The magnetic tension force is a restoring force (SI unit: Pa·m−1) that acts to straighten bent magnetic field lines. It equals:

${\frac {\left({\mathbf {B}}\cdot \nabla \right){\mathbf {B}}}{\mu _{0}}}\,({\text{S.I.}})\qquad {\frac {({\mathbf B}\cdot \nabla ){\mathbf B}}{4\pi }}\,({\text{c.g.s.}})$

It is analogous to rubber bands and their restoring force. The force is directed antiradially. Although magnetic tension is referred to as a force, it is actually a pressure gradient (Pa m−1) which is also a force density (N m−3).

The magnetic pressure is the energy density of the magnetic field and it increases as magnetic field lines convene with each other. In contrast, magnetic tension force is determined by how much the magnetic pressure changes with distance. Magnetic tension forces also rely on vector current densities ${\mathbf {J}}$ and their interaction with the magnetic field ${\mathbf {B}}$. Plotting magnetic tension along adjacent field lines can give a picture as to their divergence and convergence with respect to each other as well as current densities ${\mathbf {J}}$.

## Use in Plasma Physics

Magnetic tension is particularly important in plasma physics and magnetohydrodynamics, where it controls dynamics of some systems and the shape of magnetized structures.
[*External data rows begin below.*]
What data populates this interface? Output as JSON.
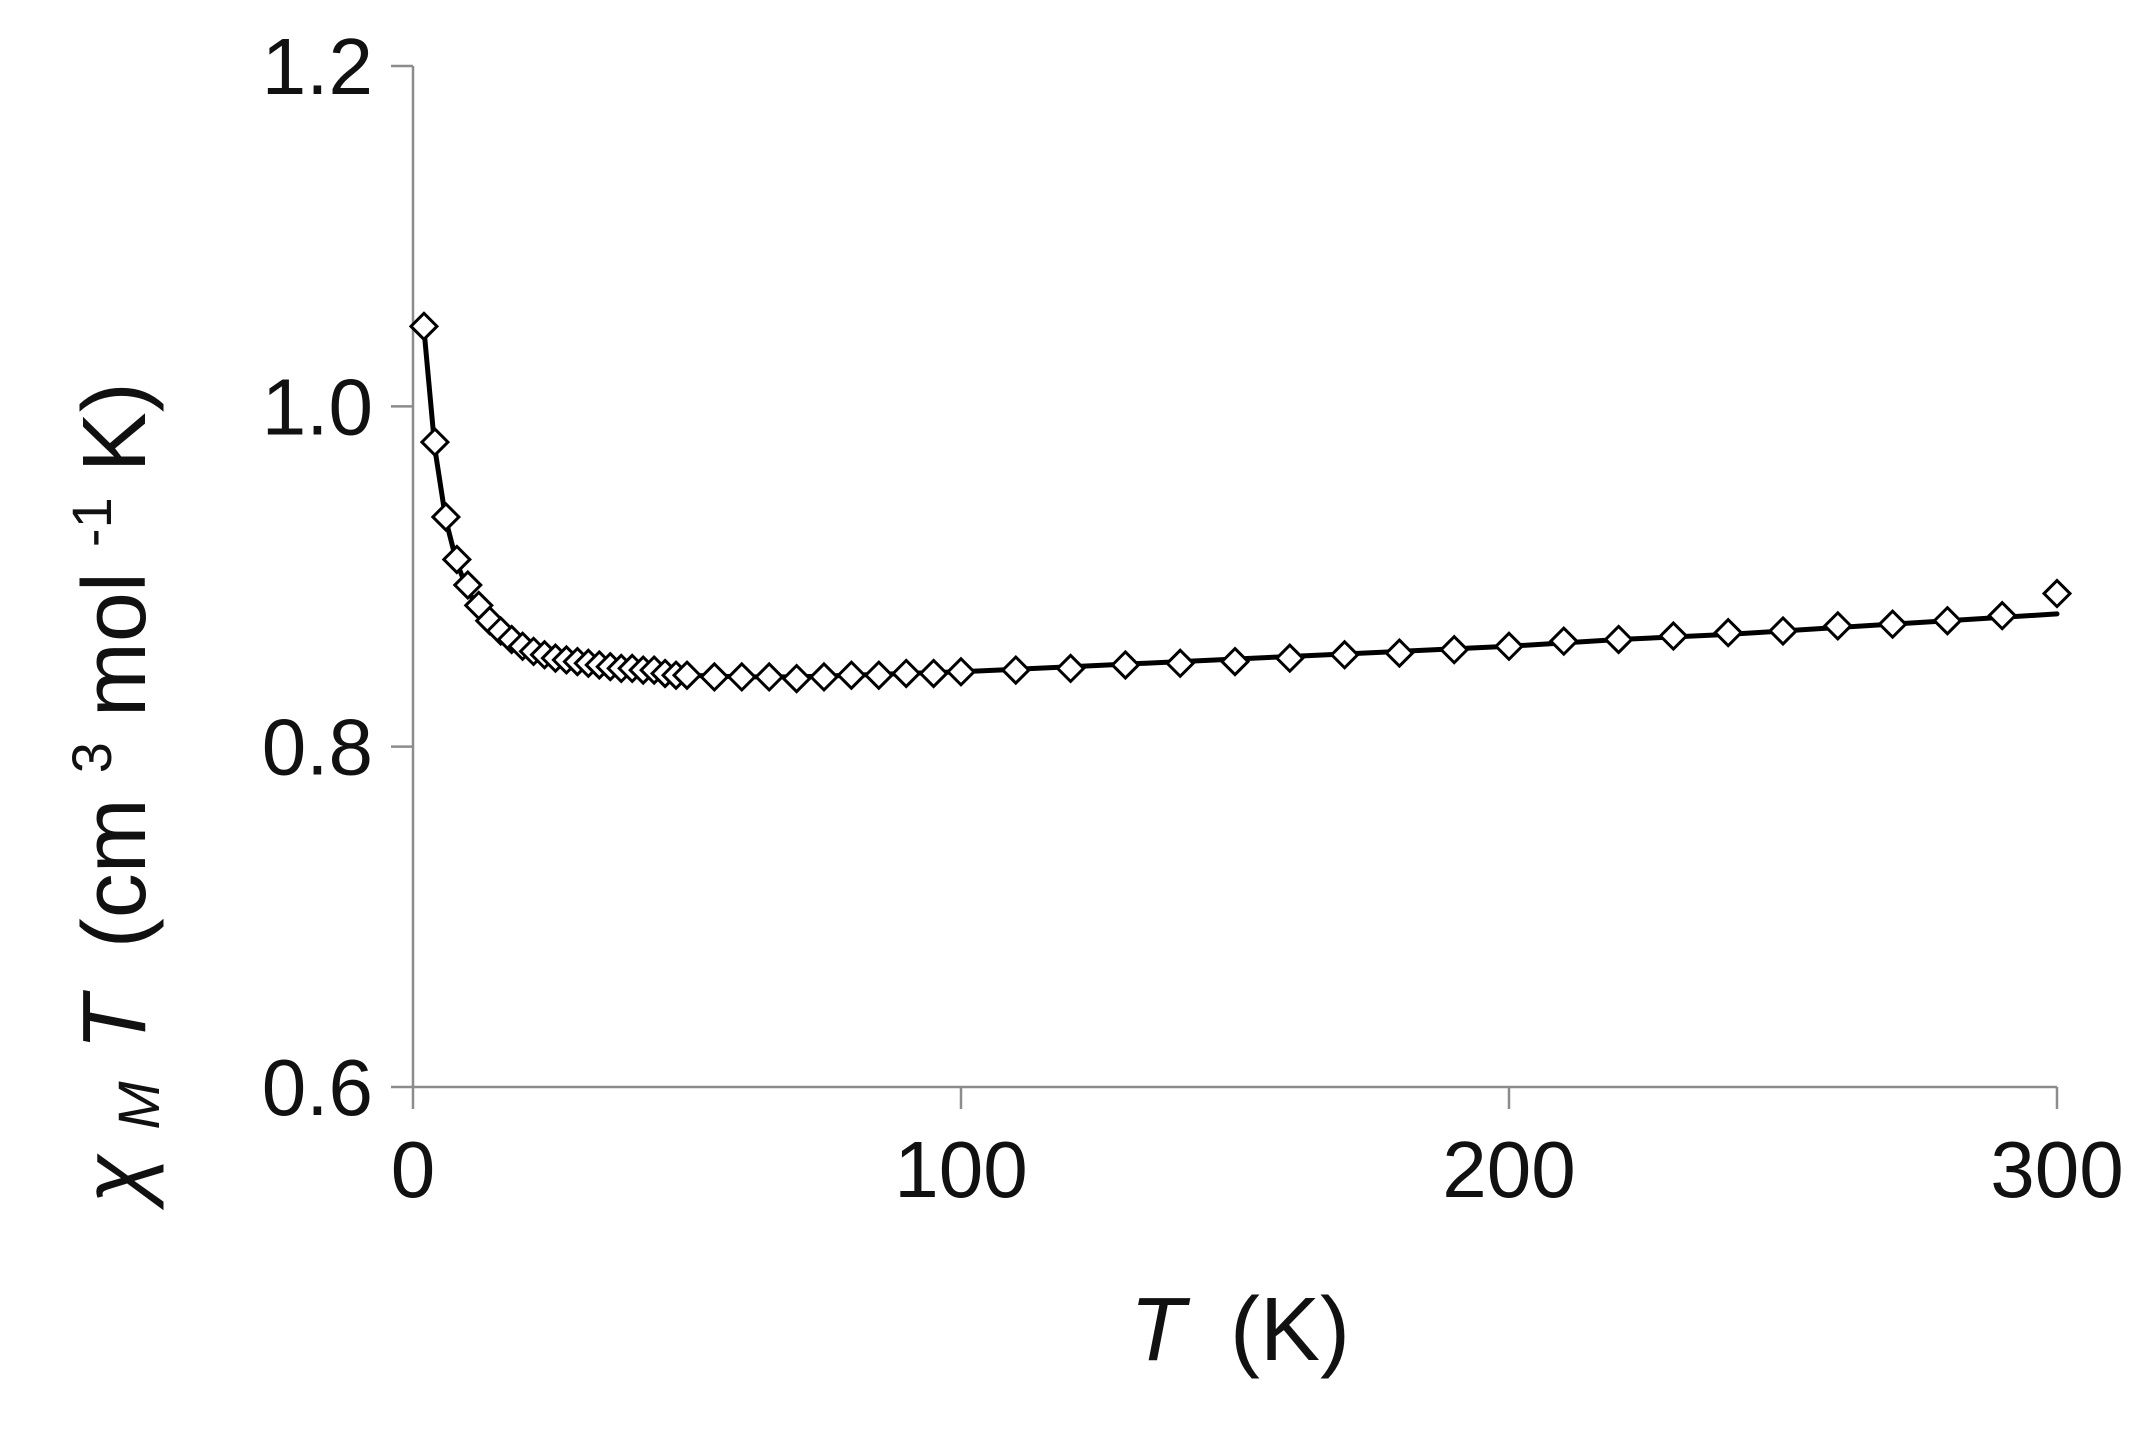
{
  "chart_data": {
    "type": "scatter",
    "title": "",
    "xlabel": {
      "symbol": "T",
      "unit": "(K)"
    },
    "ylabel": {
      "symbol": "χ",
      "subscript": "M",
      "symbol2": "T",
      "unit_prefix": "(cm",
      "unit_sup1": "3",
      "unit_mid": "mol",
      "unit_sup2": "-1",
      "unit_suffix": "K)"
    },
    "xlim": [
      0,
      300
    ],
    "ylim": [
      0.6,
      1.2
    ],
    "xticks": [
      0,
      100,
      200,
      300
    ],
    "yticks": [
      0.6,
      0.8,
      1.0,
      1.2
    ],
    "xtick_labels": [
      "0",
      "100",
      "200",
      "300"
    ],
    "ytick_labels": [
      "0.6",
      "0.8",
      "1.0",
      "1.2"
    ],
    "grid": false,
    "legend": "none",
    "series": [
      {
        "kind": "markers",
        "marker": "open-diamond",
        "x": [
          2,
          4,
          6,
          8,
          10,
          12,
          14,
          16,
          18,
          20,
          22,
          24,
          26,
          28,
          30,
          32,
          34,
          36,
          38,
          40,
          42,
          44,
          46,
          48,
          50,
          55,
          60,
          65,
          70,
          75,
          80,
          85,
          90,
          95,
          100,
          110,
          120,
          130,
          140,
          150,
          160,
          170,
          180,
          190,
          200,
          210,
          220,
          230,
          240,
          250,
          260,
          270,
          280,
          290,
          300
        ],
        "y": [
          1.047,
          0.979,
          0.935,
          0.91,
          0.895,
          0.883,
          0.874,
          0.868,
          0.863,
          0.859,
          0.856,
          0.854,
          0.852,
          0.851,
          0.85,
          0.849,
          0.848,
          0.847,
          0.846,
          0.846,
          0.845,
          0.845,
          0.843,
          0.842,
          0.842,
          0.841,
          0.841,
          0.841,
          0.84,
          0.841,
          0.842,
          0.842,
          0.843,
          0.843,
          0.844,
          0.845,
          0.846,
          0.848,
          0.849,
          0.85,
          0.852,
          0.854,
          0.855,
          0.857,
          0.859,
          0.862,
          0.863,
          0.865,
          0.867,
          0.868,
          0.871,
          0.872,
          0.874,
          0.877,
          0.89
        ]
      },
      {
        "kind": "line",
        "x": [
          2,
          4,
          6,
          8,
          10,
          12,
          14,
          16,
          18,
          20,
          24,
          28,
          32,
          36,
          40,
          45,
          50,
          60,
          70,
          80,
          100,
          120,
          140,
          160,
          180,
          200,
          220,
          240,
          260,
          280,
          300
        ],
        "y": [
          1.045,
          0.975,
          0.933,
          0.908,
          0.892,
          0.88,
          0.872,
          0.866,
          0.861,
          0.858,
          0.853,
          0.85,
          0.848,
          0.846,
          0.845,
          0.843,
          0.842,
          0.841,
          0.841,
          0.842,
          0.844,
          0.847,
          0.85,
          0.853,
          0.856,
          0.859,
          0.863,
          0.866,
          0.87,
          0.874,
          0.878
        ]
      }
    ]
  }
}
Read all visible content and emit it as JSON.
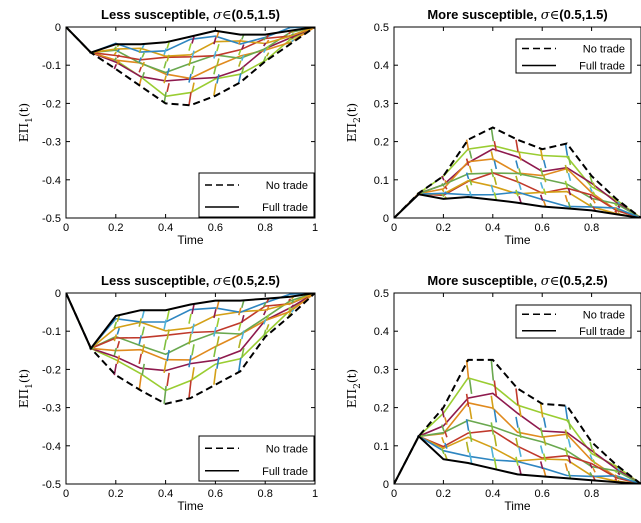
{
  "chart_data": [
    {
      "type": "line",
      "title": "Less susceptible, σ∈(0.5,1.5)",
      "title_text": "Less susceptible, ",
      "title_symbol": "σ∈",
      "title_range": "(0.5,1.5)",
      "xlabel": "Time",
      "ylabel_main": "EΠ",
      "ylabel_sub": "1",
      "ylabel_suffix": "(t)",
      "xlim": [
        0,
        1
      ],
      "ylim": [
        -0.5,
        0
      ],
      "xticks": [
        "0",
        "0.2",
        "0.4",
        "0.6",
        "0.8",
        "1"
      ],
      "yticks": [
        "-0.5",
        "-0.4",
        "-0.3",
        "-0.2",
        "-0.1",
        "0"
      ],
      "legend": {
        "position": "bottom-right",
        "entries": [
          "No trade",
          "Full trade"
        ]
      },
      "x": [
        0,
        0.1,
        0.2,
        0.3,
        0.4,
        0.5,
        0.6,
        0.7,
        0.8,
        0.9,
        1.0
      ],
      "series": [
        {
          "name": "No trade",
          "style": "dashed",
          "values": [
            0,
            -0.067,
            -0.11,
            -0.155,
            -0.2,
            -0.205,
            -0.18,
            -0.145,
            -0.09,
            -0.045,
            0
          ]
        },
        {
          "name": "Full trade",
          "style": "solid",
          "values": [
            0,
            -0.067,
            -0.045,
            -0.045,
            -0.04,
            -0.025,
            -0.01,
            -0.02,
            -0.02,
            -0.01,
            0
          ]
        }
      ]
    },
    {
      "type": "line",
      "title": "More susceptible, σ∈(0.5,1.5)",
      "title_text": "More susceptible, ",
      "title_symbol": "σ∈",
      "title_range": "(0.5,1.5)",
      "xlabel": "Time",
      "ylabel_main": "EΠ",
      "ylabel_sub": "2",
      "ylabel_suffix": "(t)",
      "xlim": [
        0,
        1
      ],
      "ylim": [
        0,
        0.5
      ],
      "xticks": [
        "0",
        "0.2",
        "0.4",
        "0.6",
        "0.8"
      ],
      "yticks": [
        "0",
        "0.1",
        "0.2",
        "0.3",
        "0.4",
        "0.5"
      ],
      "legend": {
        "position": "top-right",
        "entries": [
          "No trade",
          "Full trade"
        ]
      },
      "x": [
        0,
        0.1,
        0.2,
        0.3,
        0.4,
        0.5,
        0.6,
        0.7,
        0.8,
        0.9,
        1.0
      ],
      "series": [
        {
          "name": "No trade",
          "style": "dashed",
          "values": [
            0,
            0.065,
            0.11,
            0.205,
            0.237,
            0.205,
            0.18,
            0.195,
            0.11,
            0.05,
            0
          ]
        },
        {
          "name": "Full trade",
          "style": "solid",
          "values": [
            0,
            0.062,
            0.05,
            0.055,
            0.048,
            0.04,
            0.03,
            0.025,
            0.02,
            0.01,
            0
          ]
        }
      ]
    },
    {
      "type": "line",
      "title": "Less susceptible, σ∈(0.5,2.5)",
      "title_text": "Less susceptible, ",
      "title_symbol": "σ∈",
      "title_range": "(0.5,2.5)",
      "xlabel": "Time",
      "ylabel_main": "EΠ",
      "ylabel_sub": "1",
      "ylabel_suffix": "(t)",
      "xlim": [
        0,
        1
      ],
      "ylim": [
        -0.5,
        0
      ],
      "xticks": [
        "0",
        "0.2",
        "0.4",
        "0.6",
        "0.8",
        "1"
      ],
      "yticks": [
        "-0.5",
        "-0.4",
        "-0.3",
        "-0.2",
        "-0.1",
        "0"
      ],
      "legend": {
        "position": "bottom-right",
        "entries": [
          "No trade",
          "Full trade"
        ]
      },
      "x": [
        0,
        0.1,
        0.2,
        0.3,
        0.4,
        0.5,
        0.6,
        0.7,
        0.8,
        0.9,
        1.0
      ],
      "series": [
        {
          "name": "No trade",
          "style": "dashed",
          "values": [
            0,
            -0.145,
            -0.215,
            -0.255,
            -0.29,
            -0.275,
            -0.24,
            -0.205,
            -0.115,
            -0.06,
            0
          ]
        },
        {
          "name": "Full trade",
          "style": "solid",
          "values": [
            0,
            -0.145,
            -0.06,
            -0.045,
            -0.045,
            -0.03,
            -0.02,
            -0.02,
            -0.015,
            -0.01,
            0
          ]
        }
      ]
    },
    {
      "type": "line",
      "title": "More susceptible, σ∈(0.5,2.5)",
      "title_text": "More susceptible, ",
      "title_symbol": "σ∈",
      "title_range": "(0.5,2.5)",
      "xlabel": "Time",
      "ylabel_main": "EΠ",
      "ylabel_sub": "2",
      "ylabel_suffix": "(t)",
      "xlim": [
        0,
        1
      ],
      "ylim": [
        0,
        0.5
      ],
      "xticks": [
        "0",
        "0.2",
        "0.4",
        "0.6",
        "0.8"
      ],
      "yticks": [
        "0",
        "0.1",
        "0.2",
        "0.3",
        "0.4",
        "0.5"
      ],
      "legend": {
        "position": "top-right",
        "entries": [
          "No trade",
          "Full trade"
        ]
      },
      "x": [
        0,
        0.1,
        0.2,
        0.3,
        0.4,
        0.5,
        0.6,
        0.7,
        0.8,
        0.9,
        1.0
      ],
      "series": [
        {
          "name": "No trade",
          "style": "dashed",
          "values": [
            0,
            0.125,
            0.2,
            0.325,
            0.325,
            0.25,
            0.21,
            0.205,
            0.11,
            0.05,
            0
          ]
        },
        {
          "name": "Full trade",
          "style": "solid",
          "values": [
            0,
            0.125,
            0.065,
            0.055,
            0.04,
            0.025,
            0.02,
            0.015,
            0.01,
            0.005,
            0
          ]
        }
      ]
    }
  ],
  "mesh_colors": [
    "#4fb3d9",
    "#9acd32",
    "#8e1a4e",
    "#e08a1e",
    "#6aa84f",
    "#c0392b",
    "#d4a017",
    "#2e86c1",
    "#7fbf3f",
    "#b0b020"
  ]
}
In magnetohydrodynamics, the magnetic tension force can be derived from the momentum equation or plasma physics

$\rho \left({\frac {\partial }{\partial t}}+{\mathbf {V}}\cdot \nabla \right){\mathbf {V}}={\mathbf {J}}\times {\mathbf {B}}-\nabla p$

using the relation $\mu _{0}{\mathbf {J}}=\nabla \times {\mathbf {B}}$. The first term on the right hand side of the above equation represents electromagnetic forces and the second term represents pressure gradient forces.